Women’s Strikes, LGBTQ Rights, and Black Lives Matter: Movements Don’t Stand Alone


Currently, the European Union has to contend with Poland and Hungary. Hungary is sliding into a dictatorship by constantly attacking its judicial independence and Poland is doing the same. It also attacks LGBT rights and Polish women’s right to abortion. Consequently, the Polish LGBT community and women have protested, demanding their basic rights and dignity. The Polish ‘Women’s Strike’ movement, hopefully, can end the twisted fantasy of the misogynist and homophobic old white men in the Law and Justice party. But these movements don’t stand alone, at least this year.
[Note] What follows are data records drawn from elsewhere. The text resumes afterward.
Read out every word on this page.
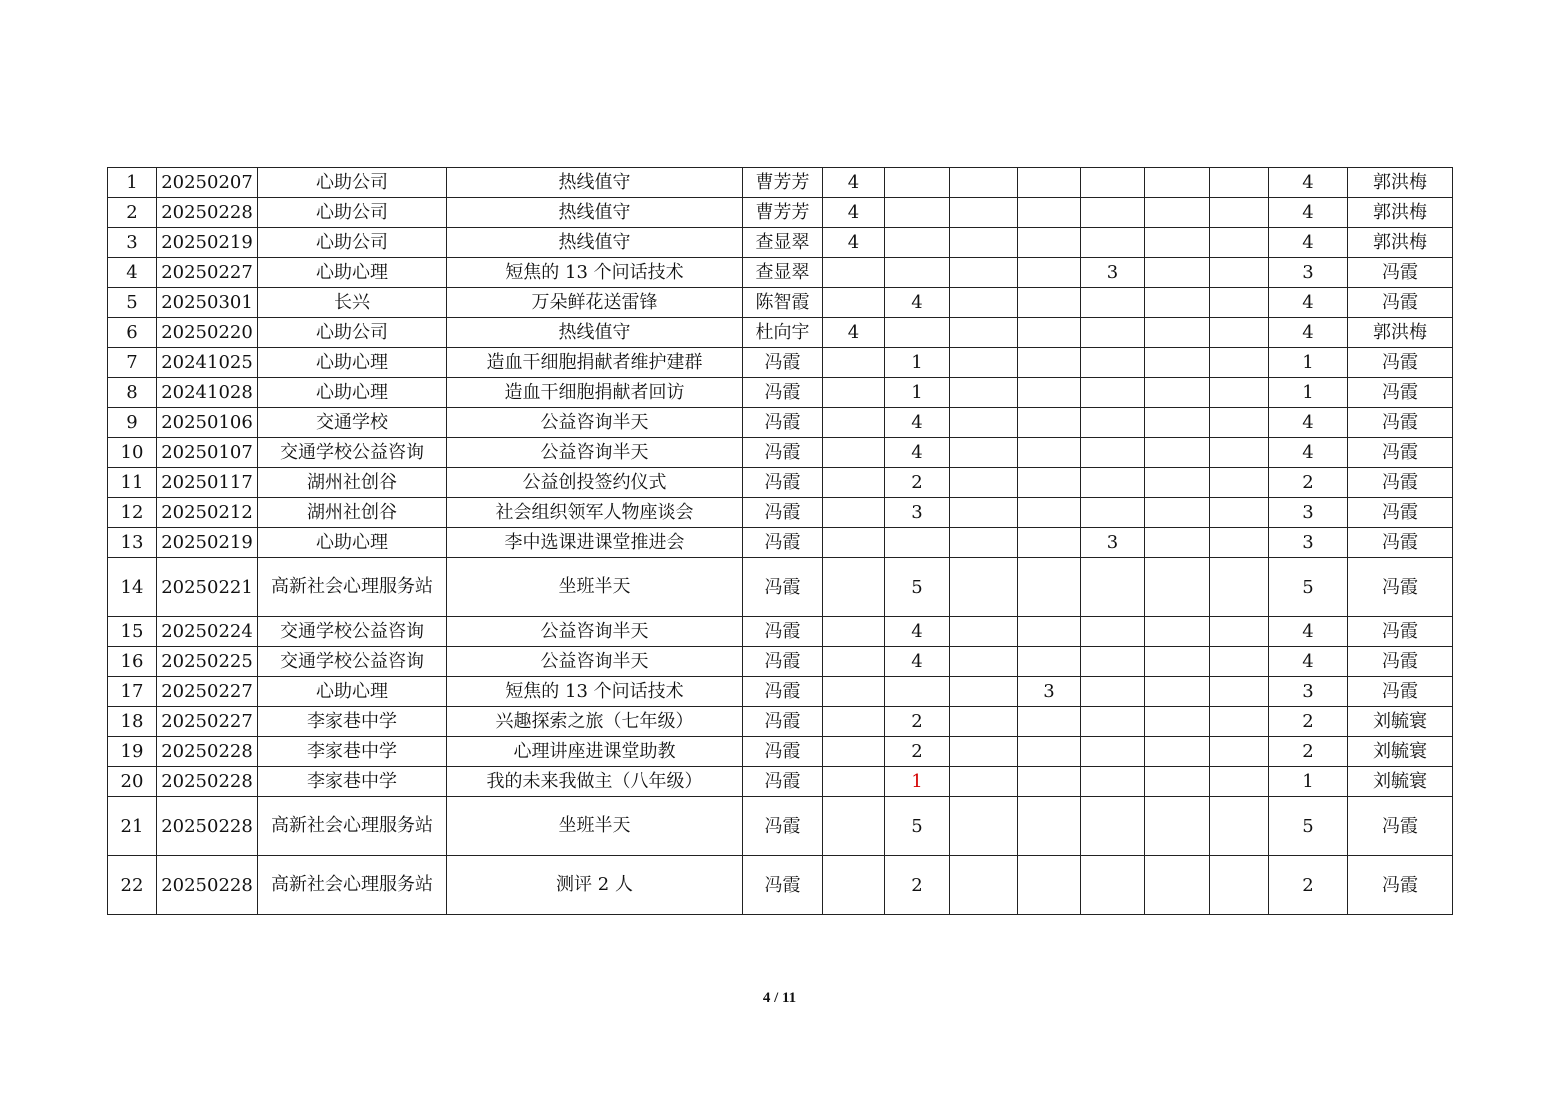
1	20250207	心助公司	热线值守	曹芳芳	4							4	郭洪梅
2	20250228	心助公司	热线值守	曹芳芳	4							4	郭洪梅
3	20250219	心助公司	热线值守	查显翠	4							4	郭洪梅
4	20250227	心助心理	短焦的 13 个问话技术	查显翠					3			3	冯霞
5	20250301	长兴	万朵鲜花送雷锋	陈智霞		4						4	冯霞
6	20250220	心助公司	热线值守	杜向宇	4							4	郭洪梅
7	20241025	心助心理	造血干细胞捐献者维护建群	冯霞		1						1	冯霞
8	20241028	心助心理	造血干细胞捐献者回访	冯霞		1						1	冯霞
9	20250106	交通学校	公益咨询半天	冯霞		4						4	冯霞
10	20250107	交通学校公益咨询	公益咨询半天	冯霞		4						4	冯霞
11	20250117	湖州社创谷	公益创投签约仪式	冯霞		2						2	冯霞
12	20250212	湖州社创谷	社会组织领军人物座谈会	冯霞		3						3	冯霞
13	20250219	心助心理	李中选课进课堂推进会	冯霞					3			3	冯霞
14	20250221	高新社会心理服务站	坐班半天	冯霞		5						5	冯霞
15	20250224	交通学校公益咨询	公益咨询半天	冯霞		4						4	冯霞
16	20250225	交通学校公益咨询	公益咨询半天	冯霞		4						4	冯霞
17	20250227	心助心理	短焦的 13 个问话技术	冯霞				3				3	冯霞
18	20250227	李家巷中学	兴趣探索之旅（七年级）	冯霞		2						2	刘毓寰
19	20250228	李家巷中学	心理讲座进课堂助教	冯霞		2						2	刘毓寰
20	20250228	李家巷中学	我的未来我做主（八年级）	冯霞		1						1	刘毓寰
21	20250228	高新社会心理服务站	坐班半天	冯霞		5						5	冯霞
22	20250228	高新社会心理服务站	测评 2 人	冯霞		2						2	冯霞
4 / 11
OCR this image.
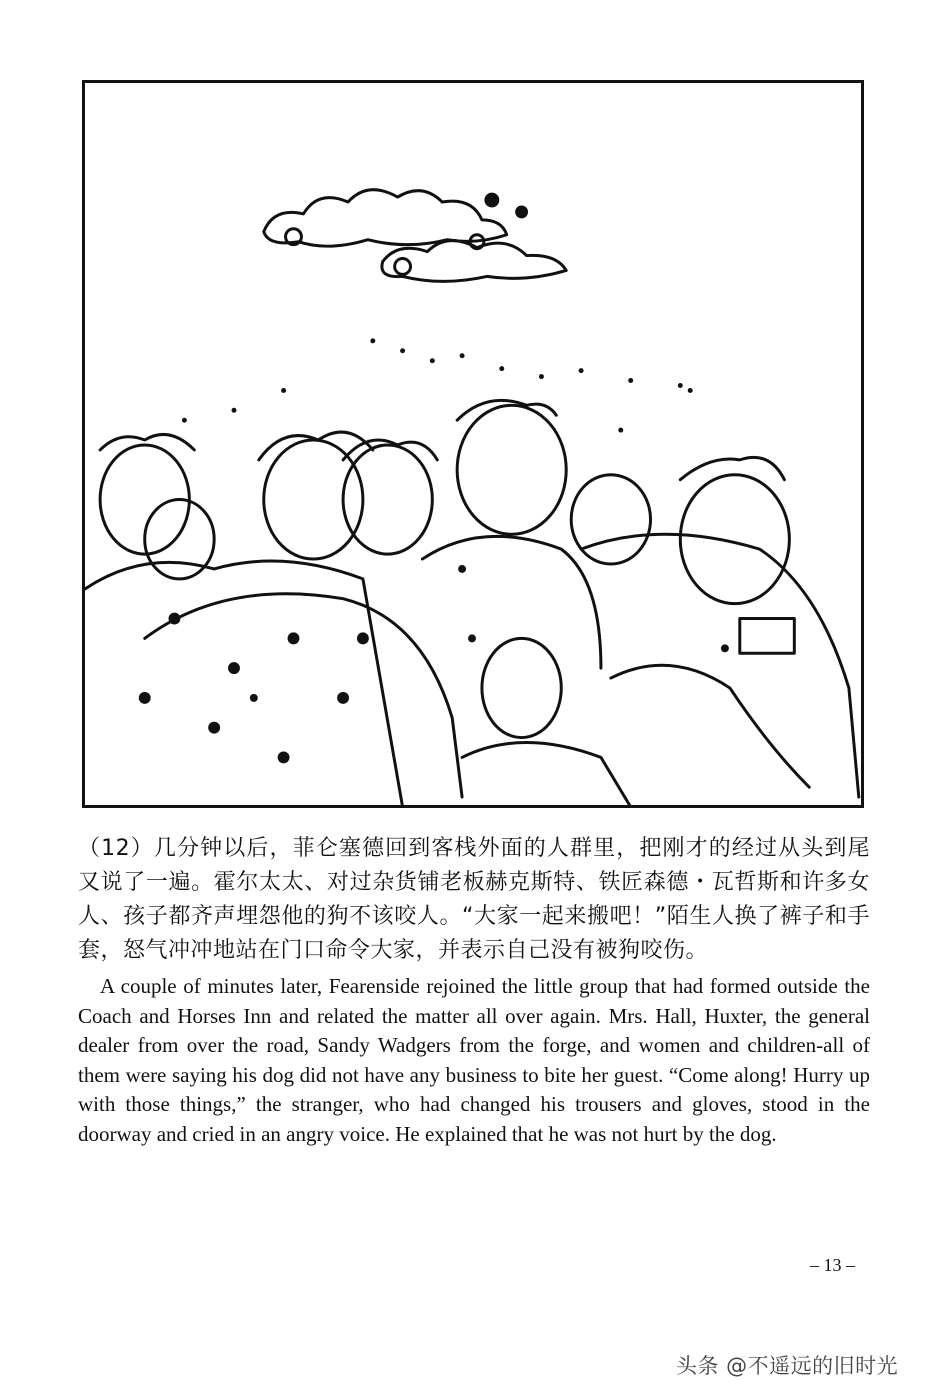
（12）几分钟以后，菲仑塞德回到客栈外面的人群里，把刚才的经过从头到尾又说了一遍。霍尔太太、对过杂货铺老板赫克斯特、铁匠森德・瓦哲斯和许多女人、孩子都齐声埋怨他的狗不该咬人。“大家一起来搬吧！”陌生人换了裤子和手套，怒气冲冲地站在门口命令大家，并表示自己没有被狗咬伤。

A couple of minutes later, Fearenside rejoined the little group that had formed outside the Coach and Horses Inn and related the matter all over again. Mrs. Hall, Huxter, the general dealer from over the road, Sandy Wadgers from the forge, and women and children-all of them were saying his dog did not have any business to bite her guest. “Come along! Hurry up with those things,” the stranger, who had changed his trousers and gloves, stood in the doorway and cried in an angry voice. He explained that he was not hurt by the dog.

– 13 –
头条 @不遥远的旧时光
Across the Atlantic Ocean, we have the Black Lives Matter movement. We see people trying to shake the racist foundation of the United States. They, too, are demanding their basic rights and dignity. For that, we never forget their names: George Floyd, Breonna Taylor, Ahmaud Arbey, Tony McDade, Dion Johnson, and many more.


Farewell, 2020 —


2020 was surely a gloomy year. In addition to the previous stories, we also see the forever departures of the feminist icon Supreme Court Justice Ruth Bader Ginsburg, the Black Panther actor Chadwick Boseman, the legendary Argentinian soccer player Diego Maradona, the courageous Lucile Bridges, and the conscience of the U.S. Congress John Lewis.

However, the year is not without its success. The United States has elected Joe Biden as the 47th President whose nominated cabinet shall be the most diverse in U.S. history, including the first female African and South Asian Vice President and nominate first openly gay cabinet member. Such joy also extends to New Zealand with the successful reelection of Prime Minister Jacinda Ardern, whose current cabinet is also extremely diverse with the first Maori-descended Minister of Foreign Affairs. Moreover, Argentina made Latin American history by legalizing abortion; finally giving her women the right of bodily autonomy, the right to make a choice. And the world knows that Harry Styles can rock a dress!


Indeed the problems seem overwhelming but the world leaders are becoming younger and more diverse. And so we have the right to hope that the future can be promising. At least with all that happened this year, we owe it to ourselves to be optimistic about whatever may come.


Farewell, 2020 — and Happy New Year!